Part II of my thoughts, observations and questions conjured while taking my Sunday NASCAR Race nap.
1. Why don’t race broadcasters say the names Allison, Baker, Pearson, Yarborough and Johnson (Junior, not Jimmie) as many times as they say Earnhardt during a race?
2. Can Darrell Waltrip get laryngitis at the wave of the green flag and keep it until the checkered flag drops?
3. I would love to see a family of four eat an entire meal at Red Lobster without anyone looking at a cellular device.
4. I would love to see late night TV hosts go an entire hour without saying the name Trump.
5. Trump grows a mullet.
6. Lindsey Graham changes his first name to “Honey Nut,” with emphasis on “Nut.”
7. Pat and Ivanna have a love child.
8. Dick Cheney shoots a perfect score at firing range (and no one is shot in the back).

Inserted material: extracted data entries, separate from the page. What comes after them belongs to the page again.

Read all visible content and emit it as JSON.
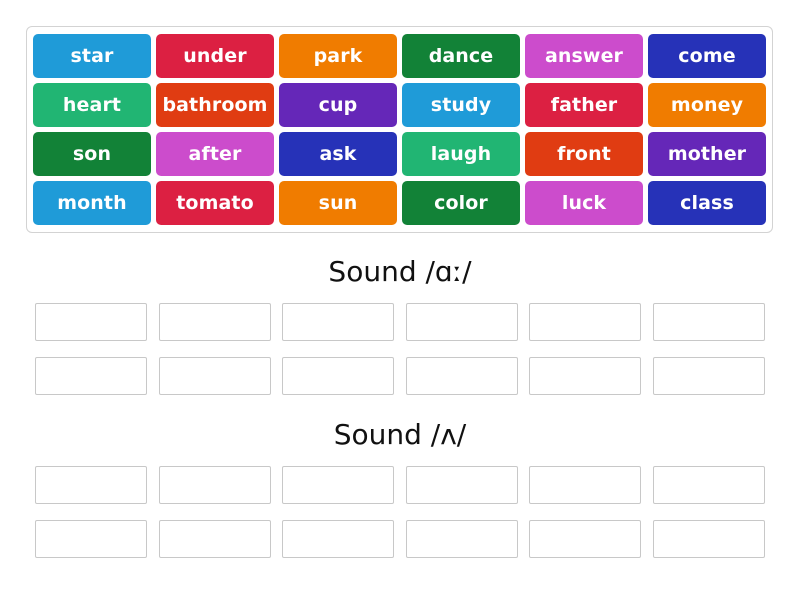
{
  "activity": {
    "type": "group-sort",
    "word_bank": {
      "rows": [
        [
          {
            "text": "star",
            "color": "#1f9bd8"
          },
          {
            "text": "under",
            "color": "#dc2042"
          },
          {
            "text": "park",
            "color": "#f07c00"
          },
          {
            "text": "dance",
            "color": "#128237"
          },
          {
            "text": "answer",
            "color": "#cc4ccc"
          },
          {
            "text": "come",
            "color": "#2632b8"
          }
        ],
        [
          {
            "text": "heart",
            "color": "#21b573"
          },
          {
            "text": "bathroom",
            "color": "#e03c12"
          },
          {
            "text": "cup",
            "color": "#6527b8"
          },
          {
            "text": "study",
            "color": "#1f9bd8"
          },
          {
            "text": "father",
            "color": "#dc2042"
          },
          {
            "text": "money",
            "color": "#f07c00"
          }
        ],
        [
          {
            "text": "son",
            "color": "#128237"
          },
          {
            "text": "after",
            "color": "#cc4ccc"
          },
          {
            "text": "ask",
            "color": "#2632b8"
          },
          {
            "text": "laugh",
            "color": "#21b573"
          },
          {
            "text": "front",
            "color": "#e03c12"
          },
          {
            "text": "mother",
            "color": "#6527b8"
          }
        ],
        [
          {
            "text": "month",
            "color": "#1f9bd8"
          },
          {
            "text": "tomato",
            "color": "#dc2042"
          },
          {
            "text": "sun",
            "color": "#f07c00"
          },
          {
            "text": "color",
            "color": "#128237"
          },
          {
            "text": "luck",
            "color": "#cc4ccc"
          },
          {
            "text": "class",
            "color": "#2632b8"
          }
        ]
      ]
    },
    "categories": [
      {
        "title": "Sound /ɑː/",
        "slots": [
          [
            "",
            "",
            "",
            "",
            "",
            ""
          ],
          [
            "",
            "",
            "",
            "",
            "",
            ""
          ]
        ]
      },
      {
        "title": "Sound /ʌ/",
        "slots": [
          [
            "",
            "",
            "",
            "",
            "",
            ""
          ],
          [
            "",
            "",
            "",
            "",
            "",
            ""
          ]
        ]
      }
    ]
  }
}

9. Kim Jong Un goes on the South Beach diet.
10. Scientists figure out how much wood a groundhog could chuck.
11. If a poisonous snake bites itself, will it die?
12. A hamburger should be called a cow or a beef burger (ham is from a hog).
13. No U.S. service members ever set foot anywhere in Mideast again.
14. We start driving on driveways and parking on parkways, not vice versa.
15. The cable man shows up on time.
16. Ben and the Cartwright boys all married women that lived.
17. The Rolling Stones stage a free concert at BMS. Only time venue is full.
18. Mick, Keith and Woody (see #18) get crew cuts and face lifts (Charlie declines) and form a gospel quartet called the “Holy Roller Stones.”